Ward Sloane is a CBS News producer based in Washington.

The CBS Evening News reported a fact that is well-known among airplane crash reporters and investigators. There hasn't been a big commercial jetliner crash in the United State since November 2001. Smaller jets have crashed – and these are just as devastating, but it's the big jets that scare most of us. A big commercial jet crash sends shivers through the collective soul of the country.

That's because nearly two million Americans get on 28,000 flights everyday. When the flying day reaches it peak, there can be 5,000 airplanes in the air at the same time. It is a lot of people on a lot of planes everyday.

Any reporter who has covered a commercial plane crash never looks at a plane in the sky quite the same way. Every time a plane takes off or lands, the thought, "hope it lands safely," is more than likely to creep into the back of their minds.

I suspect it's the same for a crash investigator.

That's because aviation reporters and investigators know that there is no standard cause for a plane crash. It's not always mechanical, electronic or human. It can be one or two or any combination of these factors. And all it takes is one tiny little oversight to trip off a series of events that result in a catastrophic failure and the loss of hundreds of lives.

No one wants to mess with that chain of events. All air crashes are random. It's extremely unlikely that one crash will be caused by the same set of circumstances as another. In fact there may be only one example where two planes crashed because of the same design flaw.

Aviation safety is extraordinary. Every new generation of jets brings a new level of safety. As technology develops, the electronics in airplanes get more efficient and sophisticated. Airline crews for major carriers have excellent and on going training. The only good side to any air crash is that it leads to even more training.
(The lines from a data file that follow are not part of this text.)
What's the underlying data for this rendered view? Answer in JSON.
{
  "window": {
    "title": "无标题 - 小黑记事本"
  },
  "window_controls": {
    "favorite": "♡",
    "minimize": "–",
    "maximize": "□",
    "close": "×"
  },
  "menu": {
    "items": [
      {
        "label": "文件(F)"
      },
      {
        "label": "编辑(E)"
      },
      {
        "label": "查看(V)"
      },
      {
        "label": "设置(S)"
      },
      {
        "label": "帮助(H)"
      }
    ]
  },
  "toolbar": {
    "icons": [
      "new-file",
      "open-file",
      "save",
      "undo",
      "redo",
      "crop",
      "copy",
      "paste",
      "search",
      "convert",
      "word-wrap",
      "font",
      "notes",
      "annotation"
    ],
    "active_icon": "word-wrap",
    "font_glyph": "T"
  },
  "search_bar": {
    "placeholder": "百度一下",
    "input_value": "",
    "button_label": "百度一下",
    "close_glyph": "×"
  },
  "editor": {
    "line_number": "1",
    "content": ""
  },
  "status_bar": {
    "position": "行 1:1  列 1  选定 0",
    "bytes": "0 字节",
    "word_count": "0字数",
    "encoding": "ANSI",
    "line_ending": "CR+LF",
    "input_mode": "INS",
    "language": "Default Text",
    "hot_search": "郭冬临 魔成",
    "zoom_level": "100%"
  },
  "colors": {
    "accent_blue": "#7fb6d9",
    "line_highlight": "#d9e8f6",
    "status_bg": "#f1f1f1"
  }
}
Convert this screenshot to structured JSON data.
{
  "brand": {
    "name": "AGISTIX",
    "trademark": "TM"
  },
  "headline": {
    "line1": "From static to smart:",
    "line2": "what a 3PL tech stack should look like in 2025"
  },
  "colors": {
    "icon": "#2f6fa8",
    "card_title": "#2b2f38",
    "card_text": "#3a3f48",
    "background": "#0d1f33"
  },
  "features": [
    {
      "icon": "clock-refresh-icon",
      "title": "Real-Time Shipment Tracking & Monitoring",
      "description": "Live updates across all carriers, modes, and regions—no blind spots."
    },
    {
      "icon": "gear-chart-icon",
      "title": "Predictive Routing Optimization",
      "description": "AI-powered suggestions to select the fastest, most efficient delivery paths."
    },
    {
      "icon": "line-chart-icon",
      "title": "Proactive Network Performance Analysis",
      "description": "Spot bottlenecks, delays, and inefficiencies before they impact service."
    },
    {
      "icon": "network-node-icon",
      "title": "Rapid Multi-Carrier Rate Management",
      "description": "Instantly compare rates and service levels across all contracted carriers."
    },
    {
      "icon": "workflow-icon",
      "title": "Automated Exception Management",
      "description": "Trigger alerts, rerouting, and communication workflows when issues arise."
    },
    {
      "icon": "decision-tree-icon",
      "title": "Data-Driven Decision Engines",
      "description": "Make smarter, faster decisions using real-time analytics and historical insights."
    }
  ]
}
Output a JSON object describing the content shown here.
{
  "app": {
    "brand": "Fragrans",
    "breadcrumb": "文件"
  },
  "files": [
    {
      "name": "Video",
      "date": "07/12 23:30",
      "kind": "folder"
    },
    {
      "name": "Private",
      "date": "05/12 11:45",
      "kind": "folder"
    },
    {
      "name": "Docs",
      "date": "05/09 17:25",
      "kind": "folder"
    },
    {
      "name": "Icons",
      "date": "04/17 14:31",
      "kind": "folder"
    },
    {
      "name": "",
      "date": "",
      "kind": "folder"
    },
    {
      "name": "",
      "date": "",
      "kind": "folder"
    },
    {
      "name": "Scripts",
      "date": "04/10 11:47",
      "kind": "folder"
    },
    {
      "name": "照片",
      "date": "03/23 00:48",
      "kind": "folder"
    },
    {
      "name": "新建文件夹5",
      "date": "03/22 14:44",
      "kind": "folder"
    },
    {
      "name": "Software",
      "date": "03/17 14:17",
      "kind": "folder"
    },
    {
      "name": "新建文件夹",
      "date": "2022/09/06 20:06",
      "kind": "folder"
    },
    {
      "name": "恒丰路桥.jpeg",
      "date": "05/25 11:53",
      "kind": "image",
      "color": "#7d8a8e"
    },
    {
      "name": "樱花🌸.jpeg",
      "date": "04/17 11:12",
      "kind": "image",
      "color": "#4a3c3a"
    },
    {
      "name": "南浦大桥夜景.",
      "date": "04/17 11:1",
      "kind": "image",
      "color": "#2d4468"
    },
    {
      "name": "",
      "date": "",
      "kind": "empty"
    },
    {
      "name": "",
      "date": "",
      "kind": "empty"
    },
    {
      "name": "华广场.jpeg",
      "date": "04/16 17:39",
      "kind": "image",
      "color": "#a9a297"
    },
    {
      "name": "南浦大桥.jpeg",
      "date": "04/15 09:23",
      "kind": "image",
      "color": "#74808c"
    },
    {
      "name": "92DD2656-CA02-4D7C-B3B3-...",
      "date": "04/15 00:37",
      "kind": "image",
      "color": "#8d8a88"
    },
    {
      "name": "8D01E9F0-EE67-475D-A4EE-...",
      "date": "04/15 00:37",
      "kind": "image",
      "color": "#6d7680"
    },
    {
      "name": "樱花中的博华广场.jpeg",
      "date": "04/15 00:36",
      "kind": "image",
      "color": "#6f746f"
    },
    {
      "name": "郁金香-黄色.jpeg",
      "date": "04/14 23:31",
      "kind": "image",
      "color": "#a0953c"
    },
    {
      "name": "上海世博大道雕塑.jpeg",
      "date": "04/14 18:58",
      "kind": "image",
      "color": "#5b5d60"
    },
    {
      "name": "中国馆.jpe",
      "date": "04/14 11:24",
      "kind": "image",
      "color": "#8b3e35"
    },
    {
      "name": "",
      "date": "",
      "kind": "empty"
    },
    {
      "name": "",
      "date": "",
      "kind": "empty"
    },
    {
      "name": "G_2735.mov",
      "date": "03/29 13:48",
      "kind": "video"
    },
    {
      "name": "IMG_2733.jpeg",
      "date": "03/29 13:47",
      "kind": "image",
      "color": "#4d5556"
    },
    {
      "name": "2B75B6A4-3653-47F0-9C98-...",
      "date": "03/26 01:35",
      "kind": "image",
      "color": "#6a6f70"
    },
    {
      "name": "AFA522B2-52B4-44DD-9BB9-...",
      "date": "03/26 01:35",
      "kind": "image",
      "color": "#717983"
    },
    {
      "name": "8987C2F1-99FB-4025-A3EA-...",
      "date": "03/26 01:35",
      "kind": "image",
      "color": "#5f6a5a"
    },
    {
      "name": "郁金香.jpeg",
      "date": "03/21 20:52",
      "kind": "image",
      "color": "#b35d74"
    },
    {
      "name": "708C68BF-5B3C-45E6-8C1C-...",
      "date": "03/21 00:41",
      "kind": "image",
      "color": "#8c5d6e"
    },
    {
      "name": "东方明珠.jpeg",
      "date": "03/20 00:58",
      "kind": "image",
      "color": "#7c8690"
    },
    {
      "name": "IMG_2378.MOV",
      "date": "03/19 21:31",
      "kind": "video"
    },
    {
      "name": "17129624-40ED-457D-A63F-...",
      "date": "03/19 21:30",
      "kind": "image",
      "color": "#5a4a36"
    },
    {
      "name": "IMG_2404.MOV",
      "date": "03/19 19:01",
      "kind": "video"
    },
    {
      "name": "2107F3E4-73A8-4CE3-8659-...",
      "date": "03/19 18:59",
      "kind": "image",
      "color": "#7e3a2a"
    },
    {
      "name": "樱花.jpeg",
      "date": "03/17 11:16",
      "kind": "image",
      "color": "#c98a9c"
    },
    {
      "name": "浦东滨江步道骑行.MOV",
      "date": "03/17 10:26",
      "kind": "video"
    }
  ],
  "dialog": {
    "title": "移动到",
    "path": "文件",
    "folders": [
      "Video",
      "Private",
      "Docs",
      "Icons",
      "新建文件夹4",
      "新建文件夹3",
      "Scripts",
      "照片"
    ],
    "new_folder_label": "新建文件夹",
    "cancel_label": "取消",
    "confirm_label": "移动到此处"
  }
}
Given the volume of air traffic, it is a "golden age" of aviation safety, as a recent former Federal Aviation Administrator said.

But to aviation reporters and crash investigators, talking about the fact that there have been no air crashes in a long time is like baseball players talking about a no-hitter before it's complete—it could be a jinx. That's why in the small community of aviation beat reporters, no one ever mentions a safety streak. It's just bad mojo.

That's why no news is good news. People who know about these things are superstitious. These people believe keeping quiet is preventing an accident.